UNION — Amy Truitt is Foster Park Elementary School’s 2012-2013 Teacher of the Year.
Truitt said her philosophy in regard to teaching is simple.
“Love first and teach second, while still loving,” she said. “Love the kid who is rude and disrespectful; love the genius; love the slow to catch on; love the fastest runner; love the kid with the writing so sloppy it gives you a headache to read; love the one that interrupts constantly; love the child who thinks finger painting is equivalent to swimming; love the one who throws up on your shoe; love the one who makes you smile and the one who makes you want to scream. Love them all.”
Truitt has taught visual art at Foster Park Elementary School for the past six years. She is also drama club assistant and grant manager. From 2005-2007, Truitt taught third grade at Foster Park Elementary. Between 1996-2005, she taught second and fourth grades as well as resource at Jonesville Elementary.
Truitt earned a Bachelor of Arts in Deaf and Elementary Education with a minor in studio art from Converse College in 1996, and in 2002 she earned a master’s degree in elementary education from Converse. In 2005, she became certified to teach art. Since then she has taken various technology-, curriculum- and arts-related courses from Converse College, Winthrop University and the University of South Carolina.
Truitt said she began to think about teaching at a very young age and fondly remembers playing school as a child.
“I have always been a teacher at heart because I was surrounded by those who loved learning — at home, at church, at school, everywhere,” Truitt said. “As a young child at church, my teachers and preachers were always folks who treasured learning about God’s Word. They set the standard high for me when they challenged me to memorize scripture, learn all of the books of the Bible through a song, and let me know they expected results from my having been at church.”
Truitt said she was positively influenced by many of her teachers, but her favorite was Pat McAbee.
“She was the sweetest lady I had ever met, had the most beautiful cursive handwriting I had ever seen, and was a fantastic teacher,” Truitt said. “She loved learning, loved language and genuinely loved me! I knew in my heart of hearts that she had a genuine care and concern for me, my education and my well-being. I can still knock on her door today and she — though much older — is still the same person she always was — sweet, genuine, almost angelic in her amount of kindness. Being in her classroom was a thrill just because of who she was. I strive to be the kind of teacher she was for me and the kind of lady she still is today.”
Foster Park Elementary School Principal Barbara Palmer said Truitt’s teaching philosophy is observable the minute one steps into her classroom.
“Mrs. Truitt believes that students must first feel safe and comfortable in the environment before they feel safe to perform academically,” Palmer said. “Students who often do not perform successfully in the regular classroom excel in Mrs. Truitt’s class. She is able to pull the artistic ability out of the students and to even make those who are not gifted artistically feel that they are artists. She has a gift for bringing out the best in all students.”
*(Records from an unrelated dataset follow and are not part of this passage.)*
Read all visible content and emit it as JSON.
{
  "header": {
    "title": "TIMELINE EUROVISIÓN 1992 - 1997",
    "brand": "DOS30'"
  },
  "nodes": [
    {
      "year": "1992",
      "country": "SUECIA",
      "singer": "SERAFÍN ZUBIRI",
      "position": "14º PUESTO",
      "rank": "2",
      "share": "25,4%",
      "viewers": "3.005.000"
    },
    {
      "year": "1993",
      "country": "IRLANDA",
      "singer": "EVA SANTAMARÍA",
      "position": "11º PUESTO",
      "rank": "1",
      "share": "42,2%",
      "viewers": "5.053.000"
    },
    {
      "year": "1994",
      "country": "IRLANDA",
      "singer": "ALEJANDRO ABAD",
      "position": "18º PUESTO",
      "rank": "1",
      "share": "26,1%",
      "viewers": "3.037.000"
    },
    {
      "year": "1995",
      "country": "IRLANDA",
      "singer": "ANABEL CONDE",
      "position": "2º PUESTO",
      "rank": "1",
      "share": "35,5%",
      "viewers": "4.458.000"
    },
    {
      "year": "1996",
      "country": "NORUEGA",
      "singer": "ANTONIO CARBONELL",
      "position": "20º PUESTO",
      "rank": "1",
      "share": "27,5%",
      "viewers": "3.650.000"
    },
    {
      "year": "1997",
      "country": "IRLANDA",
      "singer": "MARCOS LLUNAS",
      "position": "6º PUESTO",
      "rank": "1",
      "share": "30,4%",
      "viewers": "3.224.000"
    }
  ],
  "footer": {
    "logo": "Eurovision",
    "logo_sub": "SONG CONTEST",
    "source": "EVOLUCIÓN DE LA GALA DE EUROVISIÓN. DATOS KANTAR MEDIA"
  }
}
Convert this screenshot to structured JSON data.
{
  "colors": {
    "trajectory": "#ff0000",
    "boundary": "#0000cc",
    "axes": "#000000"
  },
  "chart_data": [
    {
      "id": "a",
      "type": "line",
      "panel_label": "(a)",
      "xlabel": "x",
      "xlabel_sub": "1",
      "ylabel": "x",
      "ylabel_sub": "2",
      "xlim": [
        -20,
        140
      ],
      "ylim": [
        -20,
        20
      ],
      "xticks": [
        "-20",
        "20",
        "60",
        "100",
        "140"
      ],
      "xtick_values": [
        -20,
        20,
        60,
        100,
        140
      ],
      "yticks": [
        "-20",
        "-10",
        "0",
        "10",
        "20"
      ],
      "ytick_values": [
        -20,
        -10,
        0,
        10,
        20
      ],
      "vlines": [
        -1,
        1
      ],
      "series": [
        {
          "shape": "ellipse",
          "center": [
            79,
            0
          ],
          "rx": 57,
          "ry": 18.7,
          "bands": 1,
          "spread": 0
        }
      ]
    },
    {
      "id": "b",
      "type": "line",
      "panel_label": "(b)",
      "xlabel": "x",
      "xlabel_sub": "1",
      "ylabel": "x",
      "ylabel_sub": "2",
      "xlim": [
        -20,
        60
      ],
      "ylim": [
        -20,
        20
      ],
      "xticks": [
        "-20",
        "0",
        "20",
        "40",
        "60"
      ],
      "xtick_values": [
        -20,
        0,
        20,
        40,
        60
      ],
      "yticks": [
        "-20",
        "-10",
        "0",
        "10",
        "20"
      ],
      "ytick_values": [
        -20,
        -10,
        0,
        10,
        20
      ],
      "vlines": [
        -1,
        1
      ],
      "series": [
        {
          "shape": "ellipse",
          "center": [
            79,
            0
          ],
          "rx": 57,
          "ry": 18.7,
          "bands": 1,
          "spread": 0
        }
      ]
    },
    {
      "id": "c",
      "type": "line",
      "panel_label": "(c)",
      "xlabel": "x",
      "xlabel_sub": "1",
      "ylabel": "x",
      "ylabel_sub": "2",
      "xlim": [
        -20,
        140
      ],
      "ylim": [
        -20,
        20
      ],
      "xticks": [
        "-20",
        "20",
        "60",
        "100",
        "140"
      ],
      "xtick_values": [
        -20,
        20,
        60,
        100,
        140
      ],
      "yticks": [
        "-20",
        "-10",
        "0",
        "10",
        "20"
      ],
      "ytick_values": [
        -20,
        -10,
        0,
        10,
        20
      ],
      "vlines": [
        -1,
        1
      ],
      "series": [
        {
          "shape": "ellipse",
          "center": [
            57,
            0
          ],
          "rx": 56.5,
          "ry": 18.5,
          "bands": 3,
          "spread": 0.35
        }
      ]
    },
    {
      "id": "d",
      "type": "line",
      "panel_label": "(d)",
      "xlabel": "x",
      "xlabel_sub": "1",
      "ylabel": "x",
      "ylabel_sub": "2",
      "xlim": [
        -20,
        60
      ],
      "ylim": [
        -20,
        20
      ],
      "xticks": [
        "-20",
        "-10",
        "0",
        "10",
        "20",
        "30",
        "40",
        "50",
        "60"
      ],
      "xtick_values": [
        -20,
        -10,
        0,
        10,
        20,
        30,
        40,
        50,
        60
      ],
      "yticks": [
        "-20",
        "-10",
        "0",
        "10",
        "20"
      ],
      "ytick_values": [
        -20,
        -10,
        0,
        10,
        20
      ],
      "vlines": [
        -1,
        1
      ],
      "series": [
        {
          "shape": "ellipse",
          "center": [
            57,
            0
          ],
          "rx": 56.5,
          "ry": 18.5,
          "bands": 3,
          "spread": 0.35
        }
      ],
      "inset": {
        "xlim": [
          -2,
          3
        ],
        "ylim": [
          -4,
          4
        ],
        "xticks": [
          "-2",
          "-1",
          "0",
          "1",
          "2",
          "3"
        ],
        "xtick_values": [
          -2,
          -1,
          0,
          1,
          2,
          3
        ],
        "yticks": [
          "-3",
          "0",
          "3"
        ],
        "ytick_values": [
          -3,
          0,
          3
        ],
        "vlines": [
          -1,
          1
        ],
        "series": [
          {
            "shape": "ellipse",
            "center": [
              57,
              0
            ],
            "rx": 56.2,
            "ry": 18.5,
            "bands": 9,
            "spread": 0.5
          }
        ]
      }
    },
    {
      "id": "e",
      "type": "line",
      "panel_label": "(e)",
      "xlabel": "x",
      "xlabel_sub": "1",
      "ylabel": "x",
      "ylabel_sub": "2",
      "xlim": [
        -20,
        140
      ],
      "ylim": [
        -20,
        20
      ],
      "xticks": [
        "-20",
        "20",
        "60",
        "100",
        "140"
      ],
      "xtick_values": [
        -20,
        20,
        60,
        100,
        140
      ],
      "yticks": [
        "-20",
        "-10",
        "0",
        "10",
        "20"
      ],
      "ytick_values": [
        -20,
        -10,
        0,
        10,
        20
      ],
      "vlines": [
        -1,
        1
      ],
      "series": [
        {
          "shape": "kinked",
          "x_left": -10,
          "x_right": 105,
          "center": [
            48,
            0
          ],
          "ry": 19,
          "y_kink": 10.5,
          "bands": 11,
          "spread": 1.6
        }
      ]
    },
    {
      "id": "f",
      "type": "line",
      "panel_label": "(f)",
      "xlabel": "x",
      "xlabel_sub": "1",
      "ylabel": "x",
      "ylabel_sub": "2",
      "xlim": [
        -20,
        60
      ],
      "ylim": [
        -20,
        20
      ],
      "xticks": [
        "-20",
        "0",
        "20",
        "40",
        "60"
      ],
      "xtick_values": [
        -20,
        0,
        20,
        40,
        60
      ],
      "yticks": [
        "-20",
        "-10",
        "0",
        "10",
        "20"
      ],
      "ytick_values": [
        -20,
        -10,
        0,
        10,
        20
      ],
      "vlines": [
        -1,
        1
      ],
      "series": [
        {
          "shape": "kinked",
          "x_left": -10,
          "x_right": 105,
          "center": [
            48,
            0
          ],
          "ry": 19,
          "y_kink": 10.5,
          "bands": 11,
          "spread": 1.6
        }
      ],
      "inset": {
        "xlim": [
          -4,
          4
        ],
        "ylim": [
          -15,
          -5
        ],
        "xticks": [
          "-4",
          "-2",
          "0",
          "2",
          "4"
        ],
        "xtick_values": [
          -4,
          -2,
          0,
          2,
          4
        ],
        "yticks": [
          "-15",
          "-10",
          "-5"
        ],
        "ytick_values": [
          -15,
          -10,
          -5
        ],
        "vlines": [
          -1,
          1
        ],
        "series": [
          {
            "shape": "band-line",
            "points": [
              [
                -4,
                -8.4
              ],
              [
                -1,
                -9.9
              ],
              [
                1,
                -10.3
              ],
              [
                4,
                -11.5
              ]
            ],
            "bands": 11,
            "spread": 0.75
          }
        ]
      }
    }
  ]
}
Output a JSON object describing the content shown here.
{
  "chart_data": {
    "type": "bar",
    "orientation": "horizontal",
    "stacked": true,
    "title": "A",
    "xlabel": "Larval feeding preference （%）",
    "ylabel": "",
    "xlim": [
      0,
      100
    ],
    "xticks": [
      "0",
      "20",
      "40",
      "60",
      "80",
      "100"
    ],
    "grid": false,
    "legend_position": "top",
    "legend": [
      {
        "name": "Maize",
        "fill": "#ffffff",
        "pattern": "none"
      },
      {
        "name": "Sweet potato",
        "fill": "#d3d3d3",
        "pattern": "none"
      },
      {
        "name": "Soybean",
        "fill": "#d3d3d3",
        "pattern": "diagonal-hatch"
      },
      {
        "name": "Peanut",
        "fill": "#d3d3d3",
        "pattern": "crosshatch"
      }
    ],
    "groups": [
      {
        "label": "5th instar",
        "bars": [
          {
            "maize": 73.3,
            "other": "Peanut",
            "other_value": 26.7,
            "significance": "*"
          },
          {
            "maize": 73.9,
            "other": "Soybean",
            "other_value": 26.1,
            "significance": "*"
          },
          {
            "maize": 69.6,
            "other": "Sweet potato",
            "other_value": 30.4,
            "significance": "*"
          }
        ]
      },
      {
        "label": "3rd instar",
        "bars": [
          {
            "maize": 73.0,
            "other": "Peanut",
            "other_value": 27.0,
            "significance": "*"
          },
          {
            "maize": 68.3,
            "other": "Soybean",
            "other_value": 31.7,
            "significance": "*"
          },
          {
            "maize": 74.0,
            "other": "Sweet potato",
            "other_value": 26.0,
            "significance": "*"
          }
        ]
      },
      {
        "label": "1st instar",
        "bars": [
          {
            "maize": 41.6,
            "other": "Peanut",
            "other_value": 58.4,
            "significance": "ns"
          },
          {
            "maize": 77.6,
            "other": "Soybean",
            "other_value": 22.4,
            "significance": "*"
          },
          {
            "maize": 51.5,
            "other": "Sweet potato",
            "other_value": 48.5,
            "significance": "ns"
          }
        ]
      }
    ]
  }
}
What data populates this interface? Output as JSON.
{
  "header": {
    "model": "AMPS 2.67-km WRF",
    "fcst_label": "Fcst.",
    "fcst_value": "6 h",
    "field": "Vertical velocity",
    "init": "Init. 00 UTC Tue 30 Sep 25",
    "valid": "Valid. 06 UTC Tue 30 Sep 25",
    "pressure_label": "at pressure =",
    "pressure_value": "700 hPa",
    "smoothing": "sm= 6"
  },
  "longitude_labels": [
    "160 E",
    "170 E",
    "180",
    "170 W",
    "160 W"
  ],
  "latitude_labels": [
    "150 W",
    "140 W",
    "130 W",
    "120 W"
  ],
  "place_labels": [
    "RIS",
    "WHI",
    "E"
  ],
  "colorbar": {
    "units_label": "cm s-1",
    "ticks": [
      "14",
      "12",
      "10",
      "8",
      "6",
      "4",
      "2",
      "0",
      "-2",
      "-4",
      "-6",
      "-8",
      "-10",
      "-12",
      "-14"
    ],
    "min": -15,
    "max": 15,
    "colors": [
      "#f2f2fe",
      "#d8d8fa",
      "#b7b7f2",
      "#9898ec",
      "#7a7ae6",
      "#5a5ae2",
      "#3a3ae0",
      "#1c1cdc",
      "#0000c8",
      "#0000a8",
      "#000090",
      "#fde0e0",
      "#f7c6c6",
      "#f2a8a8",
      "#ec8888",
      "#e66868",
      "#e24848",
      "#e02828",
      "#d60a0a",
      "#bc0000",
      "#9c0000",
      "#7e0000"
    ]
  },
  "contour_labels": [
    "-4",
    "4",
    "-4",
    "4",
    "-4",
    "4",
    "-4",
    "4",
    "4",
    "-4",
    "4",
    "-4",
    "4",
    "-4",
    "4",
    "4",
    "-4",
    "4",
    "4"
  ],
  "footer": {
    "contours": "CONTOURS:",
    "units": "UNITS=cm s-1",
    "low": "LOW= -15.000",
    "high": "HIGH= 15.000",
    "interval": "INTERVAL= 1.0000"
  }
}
Palmer also pointed out that Truitt has been instrumental in writing and receiving “Special Arts Grants” each year for the past several years.
“She devotes extra time and energy voluntarily in order for the students to have experiences they would otherwise not be able to experience,” Palmer said. “Our students have had an artist-in-residence for the past several years as a result of her grant writing abilities. They have been afforded the opportunity to work with professional musicians and artists such as sculptors, African drummers and theatrical performers.”
Literacy and curriculum coach Patricia Farmer said Truitt’s love for students is evident in her methods as well as her investment of time.
“She uses positive reinforcement lavishly, with lots of verbal praise and coaching,” Farmer said. “She stays after school to help with programs and activities. She decorates our halls with beautiful art work using her own time. She leads a math academy time group of struggling students and is a very important part of our tutoring plan.”
Truitt said the rewards from teaching are too many to count, but one major reward is seeing growth and development in a child. She said she loves seeing personalities develop in a positive way, seeing students become more independent and seeing their confidence increase.
“I guess my greatest contributions and accomplishments in education aren’t the awards I have received or the number of art ribbons my students have won,” she said. “They are by far the number of students I have influenced in a positive way — the kids who have never had many adults care about them but knew I was genuinely concerned for them; the ones who realized they could learn something or do something they thought was impossible; the students who realized they are worth something even if someone else runs faster or sings higher; the ones who felt loved and accepted and know that if they come up to me today, they still will be. My greatest contribution to education is the number of smiles I have given, the amount of encouragement I have offered, and yes, along with that, the number of lifelong learners I have helped to form and inspire to be the best they could be.”
Aside from school, Truitt is involved in the community as a faithful member of Beulah Baptist Church, of which her husband, Mark, is pastor.
“I feel that as a Christian woman who has been blessed in many ways over the years, I have the duty to share these blessings with others,” she said.
Through the church, Truitt does missions work, sings in the choir, teaches Sunday School classes, leads the youth/children’s choir, leads Vacation Bible School each summer, works in the nursery and teaches Children’s Church. While growing up, Truitt was a member of West Springs Baptist Church.